Who Do the Police Protect and Serve?

The Indypendent Staff Jan 27, 2015

Policing in New York City has been marked by racism, classism and corruption throughout its history. Here are a few of the highlights:

For more than half of its history, New York City does not have a professional police force. Instead, there are constables who serve out summonses and arrest warrants by day and a rotating night watch that guards against vandalism and arrests any Black person who could not prove that she or he is free, slavery being legal in New York State until 1827.

Amid great disparities in wealth, petty crime, riots and labor strikes by the lower classes become increasingly frequent, to the alarm of the city’s elites. In 1845, the New York City Police Department is founded with a larger force, higher pay and a more centralized military chain of command. Modeled on the London police department, which was founded amid similar circumstances in 1829, the new force’s duties are two-fold: to disperse throughout the city to police the daily lives of the poor and working classes, and to close ranks to take on strikes, riots and major demonstrations.

When the stock market tanks in 1873, the United States quickly sinks into an economic depression. On January 13, 1874, thousands of unemployed rally at Tompkins Square Park in the Lower East Side to demand government aid and a public jobs program. Instead, hundreds of baton-wielding cops on horses greet them. “Mounted police charged the crowd on Eighth Street, riding them down and attacking men, women, and children without discrimination. It was an orgy of brutality,” labor leader Samuel Gompers later writes of the incident.

The state Senate’s Lexow Committee looks into the influence wielded by the Tammany Hall political machine over the department and uncovers police involvement in extortion, bribery, counterfeiting, voter intimidation, election fraud, brutality and scams. A reform mayor is elected amid vows to clean up the police department.

Would you prefer to pay a hefty bribe or go to prison? That was the stark choice many poor and working-class New Yorkers faced upon being arrested on minor or non-existent charges before the Seabury Commission blew the lid off the collusion between corrupt police, judges, bail bondsmen and attorneys. NYC Mayor Jimmy Walker subsequently resigned while significant reforms were instituted in how the lower courts were to be run.

Spurred by revelations in the press from whistle-blowing cops Frank Serpico and David Durk, the Knapp Commission holds hearings that reveal the NYPD to be a wildly corrupt enterprise in which police routinely collect bribes and collude with criminals. In its final report, the Commission divided the bulk of the NYPD into two groups: “grass eaters” who participated in everyday graft and “meat eaters” who aggressively pursued new and larger opportunities for self-enrichment.

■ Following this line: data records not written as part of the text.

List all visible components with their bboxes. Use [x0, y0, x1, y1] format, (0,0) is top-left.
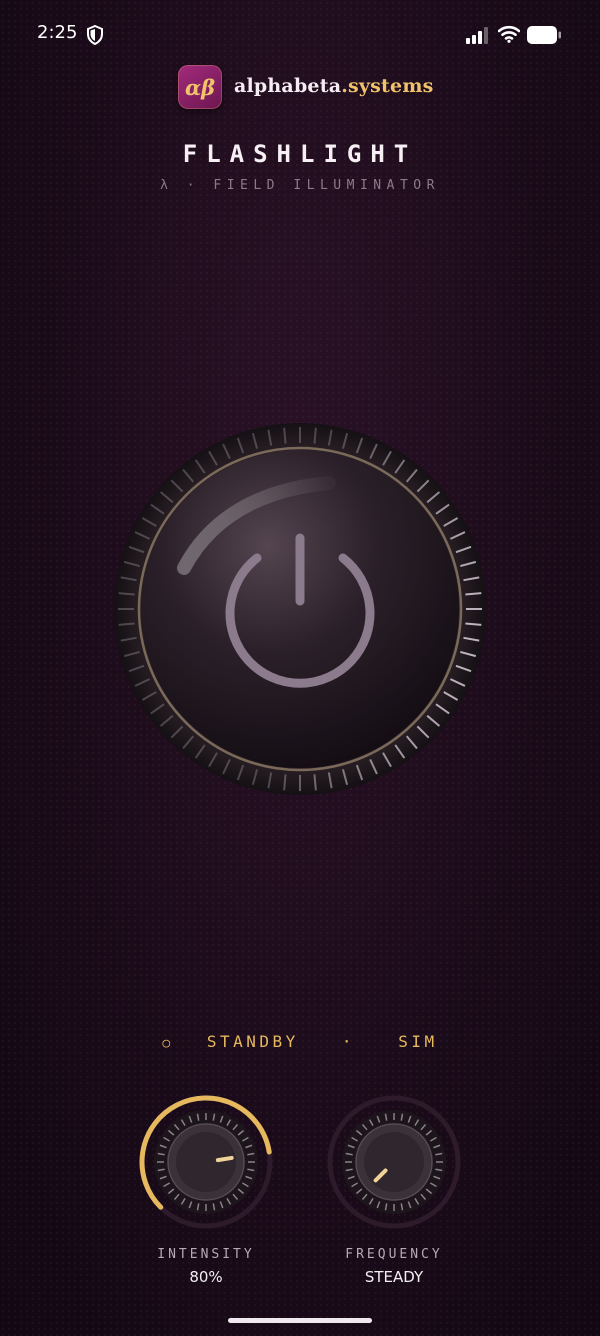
intensity-dial[interactable] [136, 1092, 276, 1232]
battery-icon [527, 26, 561, 44]
knob-tick [283, 427, 287, 444]
knob-tick [313, 774, 317, 791]
frequency-dial[interactable] [324, 1092, 464, 1232]
page-title: FLASHLIGHT [182, 140, 418, 168]
status-state: STANDBY [206, 1032, 299, 1051]
intensity-pointer [215, 1155, 234, 1163]
wifi-icon [498, 25, 520, 43]
knob-tick [118, 592, 135, 596]
page-subtitle: λ · FIELD ILLUMINATOR [160, 178, 440, 193]
knob-tick [118, 622, 135, 626]
cellular-signal-icon [466, 27, 488, 44]
intensity-label: INTENSITY [157, 1247, 255, 1262]
knob-tick [283, 774, 287, 791]
frequency-label: FREQUENCY [345, 1247, 443, 1262]
status-line: ○ STANDBY · SIM [0, 1032, 600, 1051]
home-indicator[interactable] [228, 1318, 372, 1323]
frequency-dial-center [364, 1132, 424, 1192]
knob-tick [465, 592, 482, 596]
brand-logo: αβ [178, 65, 222, 109]
intensity-dial-center [176, 1132, 236, 1192]
knob-tick [313, 427, 317, 444]
status-mode: SIM [398, 1032, 438, 1051]
brand-tld: .systems [341, 75, 434, 97]
brand-name-text: alphabeta [234, 75, 342, 97]
status-time: 2:25 [37, 22, 78, 43]
power-button[interactable] [114, 423, 486, 795]
brand-name: alphabeta.systems [234, 75, 434, 97]
knob-tick [465, 622, 482, 626]
frequency-value: STEADY [364, 1268, 424, 1286]
status-separator: · [341, 1032, 356, 1051]
knob-face [141, 450, 459, 768]
intensity-value: 80% [189, 1268, 223, 1286]
status-indicator-icon: ○ [162, 1036, 174, 1051]
shield-icon [87, 25, 103, 45]
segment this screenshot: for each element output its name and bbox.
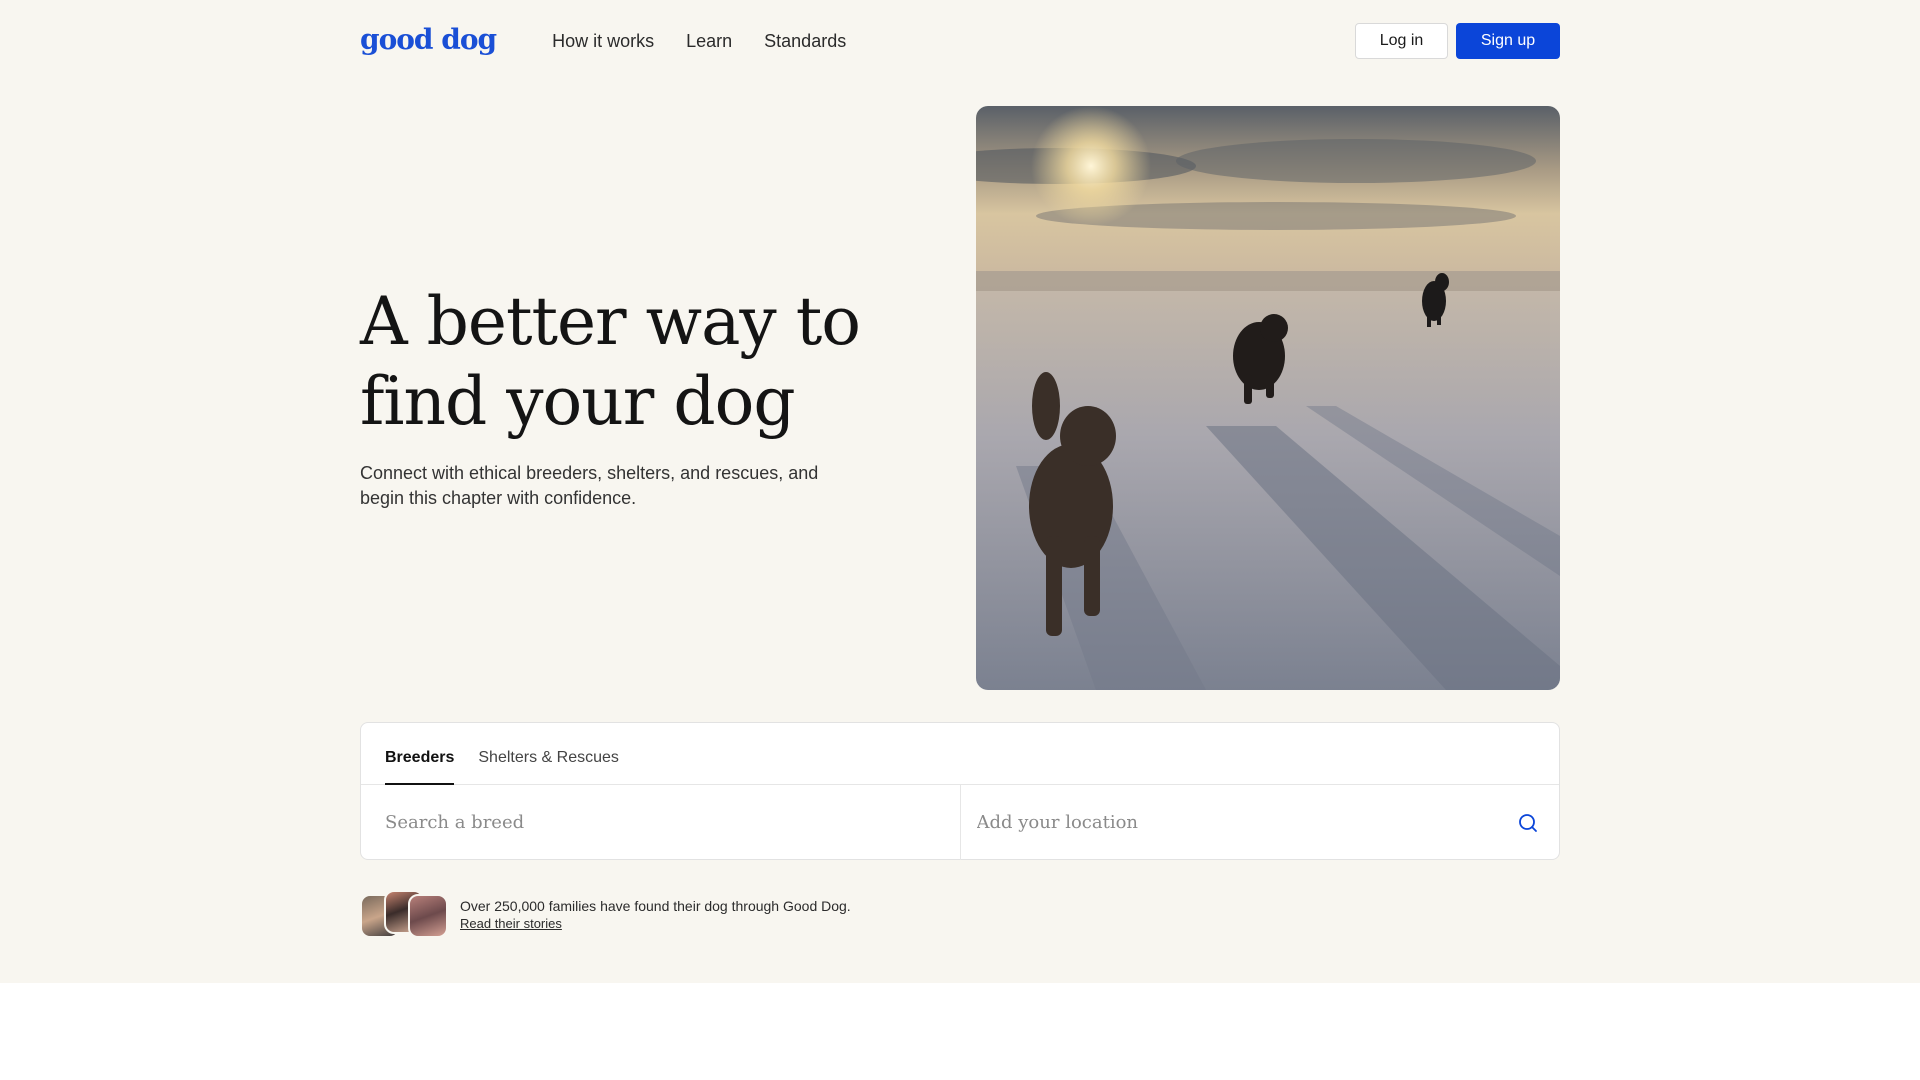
read-stories-link[interactable]: Read their stories (460, 916, 851, 931)
header-actions: Log in Sign up (1355, 23, 1560, 59)
nav-how-it-works[interactable]: How it works (552, 31, 654, 52)
avatar-group (360, 890, 452, 938)
location-field-wrapper (960, 785, 1559, 860)
social-proof-text-block: Over 250,000 families have found their d… (460, 897, 851, 931)
main-nav: How it works Learn Standards (552, 31, 846, 52)
hero-photo-illustration (976, 106, 1560, 690)
login-button[interactable]: Log in (1355, 23, 1448, 59)
social-proof-text: Over 250,000 families have found their d… (460, 898, 851, 914)
tab-shelters-rescues[interactable]: Shelters & Rescues (478, 749, 619, 785)
breed-search-input[interactable] (361, 785, 960, 860)
hero-headline-line1: A better way to (360, 283, 861, 360)
search-tabs: Breeders Shelters & Rescues (361, 723, 1559, 785)
search-panel: Breeders Shelters & Rescues (360, 722, 1560, 860)
breed-field-wrapper (361, 785, 961, 860)
hero-subtitle: Connect with ethical breeders, shelters,… (360, 463, 819, 508)
nav-standards[interactable]: Standards (764, 31, 846, 52)
hero-headline-line2: find your dog (360, 363, 796, 440)
tab-breeders[interactable]: Breeders (385, 749, 455, 785)
avatar (408, 894, 448, 938)
social-proof: Over 250,000 families have found their d… (360, 890, 851, 938)
nav-learn[interactable]: Learn (686, 31, 732, 52)
site-header: good dog How it works Learn Standards Lo… (360, 0, 1560, 82)
signup-button[interactable]: Sign up (1456, 23, 1560, 59)
search-row (361, 785, 1559, 860)
location-input[interactable] (960, 785, 1559, 860)
hero-image (976, 106, 1560, 690)
hero-headline: A better way to find your dog (360, 282, 880, 442)
search-icon[interactable] (1517, 812, 1539, 834)
logo[interactable]: good dog (360, 23, 497, 56)
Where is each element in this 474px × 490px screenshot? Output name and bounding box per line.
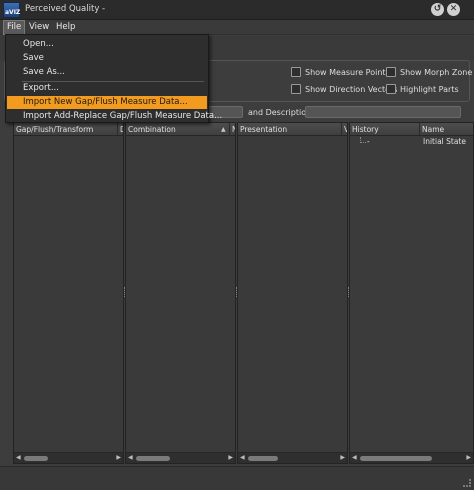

Mayor Rudy Giuliani and incoming Police Commissioner William Bratton institute “broken windows” policing that emphasizes cracking down on minor “quality-of-life” infractions as a way of preventing more serious types of disorder and crime from taking hold. The policy proves popular with many white voters while critics denounce it for criminalizing predominantly Black and Latino communities.

Acting on orders from billionaire Mayor Michael Bloomberg, the NYPD destroys the Occupy Wall Street encampment in Zuccotti Park. Prior to the raid, the encampment served as the nerve center of a decentralized protest movement against the misrule of the “1%” that spread to hundreds of other cities. Speaking two weeks after the raid, Bloomberg described the NYPD as “my own army.”

NYPD Officer Daniel Pantaleo is caught on video choking Staten Island resident Eric Garner to death. Garner’s crime: selling loose cigarettes for 75 cents apiece. The incident galvanizes opposition to “broken windows” policing that has been building for years. When a grand jury refuses to indict Garner’s killer, the city is convulsed by weeks of protests as demonstrators point to the NYPD killings of more than 150 unarmed civilians over the past 20 years, cases in which killer cops have almost always walked free.